Un grifo que da miedo
Por suerte, «al cabo de unos días, se aplica el reglamento y nuestra casa se parece más a un convento que a un hospital. Se cumple con la separación de hombres y mujeres, observándose también el silencio a ciertas horas; no hay peleas y, ante una palabra más alta que la otra, enseguida se hacen las paces« Cada uno trabaja según se lo permite la salud; los cantos y las risas están al orden del día« En la actualidad, casi todos toman la comunión diariamente. En una palabra: quiera Dios que dure, pues el hospital es un islote de fe en medio de la marea de pecado siempre ascendente que es el mundo. Y no creáis que estoy adornando la realidad, porque es la pura verdad».
Hacia los más abandonados
Mientras espera la decisión sobre ese nuevo apostolado, el padre Beyzym multiplica catecismos y ejercicios espirituales. Su sensibilidad hacia el honor que se rinde a Jesús en la Eucaristía le mueve a dorar el altar y el sagrario de la capilla. Pero su salud se debilita, ya que sufre de arteriosclerosis y tiene el cuerpo cubierto de llagas. Un día, vencido por violentos sufrimientos, debe quedarse en cama. Un religioso sacerdote, que ha contraído la lepra al servicio de los leprosos y que morirá también nueve días más tarde, acude a administrarle los últimos sacramentos. Finalmente, el 2 de octubre de 1912, el padre Beyzym entrega su alma a Dios. Su muerte se debe, con toda probabilidad, al agotamiento, y no a la lepra.
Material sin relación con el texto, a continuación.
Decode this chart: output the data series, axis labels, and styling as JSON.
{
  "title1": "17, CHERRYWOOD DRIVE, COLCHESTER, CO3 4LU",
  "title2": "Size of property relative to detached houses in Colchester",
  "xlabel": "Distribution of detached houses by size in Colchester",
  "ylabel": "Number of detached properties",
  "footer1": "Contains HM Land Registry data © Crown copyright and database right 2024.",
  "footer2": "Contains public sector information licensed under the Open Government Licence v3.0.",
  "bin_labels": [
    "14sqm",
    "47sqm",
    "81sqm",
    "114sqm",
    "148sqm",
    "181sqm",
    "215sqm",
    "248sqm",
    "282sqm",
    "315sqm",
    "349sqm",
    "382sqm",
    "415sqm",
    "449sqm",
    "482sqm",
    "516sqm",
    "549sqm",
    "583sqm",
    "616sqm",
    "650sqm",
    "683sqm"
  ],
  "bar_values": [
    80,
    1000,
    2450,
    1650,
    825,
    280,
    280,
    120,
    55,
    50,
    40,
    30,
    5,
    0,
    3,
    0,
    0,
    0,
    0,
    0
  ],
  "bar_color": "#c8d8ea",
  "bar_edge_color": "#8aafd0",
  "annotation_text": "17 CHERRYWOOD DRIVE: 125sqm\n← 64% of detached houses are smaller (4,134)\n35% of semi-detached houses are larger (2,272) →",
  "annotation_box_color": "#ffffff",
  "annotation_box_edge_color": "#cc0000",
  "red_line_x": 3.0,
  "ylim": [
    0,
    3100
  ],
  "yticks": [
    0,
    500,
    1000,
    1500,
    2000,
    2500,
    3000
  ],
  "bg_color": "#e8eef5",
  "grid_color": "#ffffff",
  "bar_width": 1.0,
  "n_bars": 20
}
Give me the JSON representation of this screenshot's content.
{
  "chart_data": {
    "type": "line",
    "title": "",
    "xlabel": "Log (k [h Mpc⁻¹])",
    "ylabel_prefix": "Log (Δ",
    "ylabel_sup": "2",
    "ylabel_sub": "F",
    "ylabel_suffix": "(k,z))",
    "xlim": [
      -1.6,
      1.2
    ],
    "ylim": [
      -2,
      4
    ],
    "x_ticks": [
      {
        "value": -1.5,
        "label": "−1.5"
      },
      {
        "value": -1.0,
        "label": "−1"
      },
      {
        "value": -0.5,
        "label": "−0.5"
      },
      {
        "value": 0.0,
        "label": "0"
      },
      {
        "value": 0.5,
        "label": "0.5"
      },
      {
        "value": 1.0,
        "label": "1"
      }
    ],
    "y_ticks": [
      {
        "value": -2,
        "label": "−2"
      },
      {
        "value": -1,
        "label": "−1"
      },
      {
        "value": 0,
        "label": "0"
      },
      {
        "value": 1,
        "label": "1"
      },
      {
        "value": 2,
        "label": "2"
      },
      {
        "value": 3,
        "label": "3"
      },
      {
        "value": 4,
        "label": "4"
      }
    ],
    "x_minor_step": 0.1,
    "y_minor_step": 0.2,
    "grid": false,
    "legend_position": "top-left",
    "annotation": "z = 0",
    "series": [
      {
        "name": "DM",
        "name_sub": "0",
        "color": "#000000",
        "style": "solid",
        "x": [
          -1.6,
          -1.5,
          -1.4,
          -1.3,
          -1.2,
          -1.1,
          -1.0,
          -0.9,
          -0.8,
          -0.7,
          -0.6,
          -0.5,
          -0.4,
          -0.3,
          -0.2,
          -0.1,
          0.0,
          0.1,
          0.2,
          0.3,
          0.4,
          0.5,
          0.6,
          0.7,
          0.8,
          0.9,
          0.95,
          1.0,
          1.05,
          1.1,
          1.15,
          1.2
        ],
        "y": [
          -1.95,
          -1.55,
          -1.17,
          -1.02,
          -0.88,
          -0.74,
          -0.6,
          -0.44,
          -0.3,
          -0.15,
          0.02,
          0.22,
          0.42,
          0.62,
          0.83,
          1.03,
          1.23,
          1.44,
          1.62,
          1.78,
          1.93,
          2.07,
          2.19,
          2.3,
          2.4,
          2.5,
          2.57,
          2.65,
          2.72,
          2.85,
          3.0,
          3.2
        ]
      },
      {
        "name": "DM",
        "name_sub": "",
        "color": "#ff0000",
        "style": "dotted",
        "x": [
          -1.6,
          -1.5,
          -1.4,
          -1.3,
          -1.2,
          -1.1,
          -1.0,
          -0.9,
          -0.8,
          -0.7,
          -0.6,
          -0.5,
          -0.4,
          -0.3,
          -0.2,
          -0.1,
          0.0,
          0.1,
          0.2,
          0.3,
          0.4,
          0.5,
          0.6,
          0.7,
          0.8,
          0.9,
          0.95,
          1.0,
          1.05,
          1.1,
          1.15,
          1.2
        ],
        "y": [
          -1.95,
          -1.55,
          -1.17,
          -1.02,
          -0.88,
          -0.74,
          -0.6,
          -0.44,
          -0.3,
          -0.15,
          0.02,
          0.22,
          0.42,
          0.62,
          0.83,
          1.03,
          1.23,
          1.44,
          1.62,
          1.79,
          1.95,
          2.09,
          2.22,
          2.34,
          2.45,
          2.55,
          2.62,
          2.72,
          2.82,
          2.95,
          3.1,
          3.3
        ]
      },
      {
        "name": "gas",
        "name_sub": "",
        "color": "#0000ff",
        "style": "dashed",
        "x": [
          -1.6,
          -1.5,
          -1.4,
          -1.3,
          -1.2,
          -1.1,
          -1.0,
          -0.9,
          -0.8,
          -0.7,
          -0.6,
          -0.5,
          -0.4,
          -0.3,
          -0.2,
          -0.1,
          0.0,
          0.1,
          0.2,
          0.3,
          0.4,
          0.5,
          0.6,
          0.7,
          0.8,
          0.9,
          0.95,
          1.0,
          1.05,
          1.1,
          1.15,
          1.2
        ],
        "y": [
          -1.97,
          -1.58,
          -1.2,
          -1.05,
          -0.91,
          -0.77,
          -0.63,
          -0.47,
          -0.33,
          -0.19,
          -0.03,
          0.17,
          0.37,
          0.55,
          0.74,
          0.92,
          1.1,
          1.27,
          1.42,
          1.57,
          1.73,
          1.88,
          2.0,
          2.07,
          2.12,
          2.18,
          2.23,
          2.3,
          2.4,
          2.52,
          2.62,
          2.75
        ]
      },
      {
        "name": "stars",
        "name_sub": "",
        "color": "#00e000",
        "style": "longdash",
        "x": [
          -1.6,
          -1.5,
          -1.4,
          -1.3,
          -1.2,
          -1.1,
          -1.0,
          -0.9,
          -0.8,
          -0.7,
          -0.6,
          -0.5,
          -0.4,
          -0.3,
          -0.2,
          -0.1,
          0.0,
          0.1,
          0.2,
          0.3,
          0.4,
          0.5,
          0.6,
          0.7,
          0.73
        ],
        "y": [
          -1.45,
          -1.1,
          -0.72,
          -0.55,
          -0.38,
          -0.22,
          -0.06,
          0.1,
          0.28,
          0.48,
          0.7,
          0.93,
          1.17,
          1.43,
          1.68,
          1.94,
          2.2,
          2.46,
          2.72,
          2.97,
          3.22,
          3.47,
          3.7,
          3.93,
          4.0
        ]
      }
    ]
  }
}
«Pero Dios, rico en misericordia, por el grande amor con que nos amó, estando muertos a causa de nuestros delitos, nos dio vida juntamente con Cristo (Ef 2, 4-5)« La Iglesia desea anunciar incansablemente ese mensaje« El deseo de aportar misericordia a los más indigentes llevó al beato Jan Beyzym, jesuita y gran misionero, hasta la lejana isla de Madagascar, donde, por amor de Cristo, consagró su vida a los leprosos« La obra caritativa del beato estaba inscrita en su misión fundamental, que era llevar el Evangelio a quienes no lo conocen. Ese es el mayor don de la misericordia: conducir a los hombres a Cristo» (Juan Pablo II, Homilía de la beatificación de Jan Beyzym, 18 de agosto de 2002). Si bien son pocas las personas llamadas a servir a los leprosos, todos debemos dar testimonio concreto de la misericordia de Dios. Para ello «es necesaria una «imaginación de la caridad» continúa diciendo el Papa; que no falte el espíritu de iniciativa allí donde una persona suplique en la necesidad: Danos hoy el pan nuestro de cada día. Gracias al amor fraterno, que nunca falte ese pan. Bienaventurados los misericordiosos, porque ellos alcanzarán misericordia (Mt 5, 7)».
Pidamos a la Santísima Virgen María que haga de nosotros, siguiendo al beato Jan Beyzym, misioneros de la misericordia de Dios en el mundo contemporáneo.